Two years ago I finally broke out of a two and a half year relationship in which my boundaries were pushed and manipulated.  I felt broken, abused, and shamed for much of the time in that relationship, but I continued on with a smile for fear of what would happen to me if I broke up with him.  I didn’t know how to talk to anyone about it, because I felt that things were my fault.  That I wasn’t loving him enough.  That I was the one that kept making the mistakes.  And for the longest time, I didn’t want to call what happened to me “sexual assault” because it was easier.  It made it less real.  It made it more distant, because to say that “I am a survivor of sexual assault” is to say “this is a part of who I am” and I wasn’t ready for that.  Sometimes I wonder if I’m ready even now, because I am still working through this.  I am still coming to terms with what happened to me, and through the help of my counselor, I am now bravely able to say, “I am a survivor of sexual assault, and what happened to me was not my fault.”

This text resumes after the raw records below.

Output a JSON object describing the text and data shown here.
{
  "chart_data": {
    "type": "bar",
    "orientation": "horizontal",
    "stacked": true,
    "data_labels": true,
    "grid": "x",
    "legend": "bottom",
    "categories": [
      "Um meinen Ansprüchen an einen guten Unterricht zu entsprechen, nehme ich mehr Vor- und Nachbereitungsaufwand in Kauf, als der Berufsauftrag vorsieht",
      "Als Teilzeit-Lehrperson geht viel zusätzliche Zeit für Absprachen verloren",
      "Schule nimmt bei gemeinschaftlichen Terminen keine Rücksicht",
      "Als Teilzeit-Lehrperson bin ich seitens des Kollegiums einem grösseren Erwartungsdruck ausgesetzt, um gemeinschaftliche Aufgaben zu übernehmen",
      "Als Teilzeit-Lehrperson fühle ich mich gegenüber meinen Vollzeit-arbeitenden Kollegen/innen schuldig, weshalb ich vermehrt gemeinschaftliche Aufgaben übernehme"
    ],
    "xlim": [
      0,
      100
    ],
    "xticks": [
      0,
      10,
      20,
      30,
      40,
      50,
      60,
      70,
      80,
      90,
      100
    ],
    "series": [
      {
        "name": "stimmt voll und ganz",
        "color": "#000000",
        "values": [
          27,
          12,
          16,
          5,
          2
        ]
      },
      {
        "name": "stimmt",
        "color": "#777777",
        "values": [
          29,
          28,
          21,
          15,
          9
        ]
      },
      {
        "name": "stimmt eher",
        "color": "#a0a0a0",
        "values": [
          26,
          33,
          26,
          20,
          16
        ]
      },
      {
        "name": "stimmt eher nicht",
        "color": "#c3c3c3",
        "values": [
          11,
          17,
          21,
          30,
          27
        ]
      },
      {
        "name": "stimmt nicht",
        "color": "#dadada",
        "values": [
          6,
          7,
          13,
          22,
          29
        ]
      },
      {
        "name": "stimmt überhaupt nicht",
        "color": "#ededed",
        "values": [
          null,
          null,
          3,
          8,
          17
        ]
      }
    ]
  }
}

As I have started working through this more deeply, I find myself asking “What does this label mean for me?  How is this a part of my identity?  How do I deal with that violation and make it a positive part of my identity?”  Because by definition, “survivor” is a word that evokes some experience of pain or trauma.  A google search for the definition of survivor will return this result “a person remaining alive after an event in which others have died” and “a person who copes well with difficulties in their life.” Both of these definitions have deep meaning for me.  Where others may have seen their former selves “die” after what I experienced, I fought.  I fought to find myself and to regain my innocence.  I fought to find my faith and to find healing in Christ. And I strive to unite my difficulties to Christ each day.

As I continue to deal with my pain, and the pain and strength associated with being a survivor of sexual assault, I have learned this: I need my pain.  I need my pain, because my pain helps me to never forget, and though sometimes it would be so much easier to forget, I don’t want to.  I don’t want to forget, though I want to forgive, because to forget this experience would be to lose a part of myself.  I need my pain, because pain is part of what makes us human, and part of being a survivor is being able to know your pain and see the beauty in it, the beauty that comes from it.  Because without this pain, I would never have grown so deeply in my faith.  I would not have the knowledge to minister to others who have experienced similar pain.  Being a survivor is using your pain for the good of yourself and of others.  It is turning your pain into healing through turning always to Christ and relying first on him. Being a survivor is a process of searching, a process of rediscovering oneself, a process of forgiving.  Being a survivor is being strong enough to admit that you are weak, that you cannot walk this alone, that you need others to walk with you, and that you need Christ.  Because at the end of the day, even though “survivor of sexual assault” is a label that describes my identity, the most powerful label of all is “I am a daughter of God.” That is a label that dispels all sin and all pain with love, mercy, healing, and forgiveness.  So when asked, “Who am I?”, no matter my pain, no matter my passions, my response will always be,

“I am a daughter of God who seeks first the Heart of Christ.”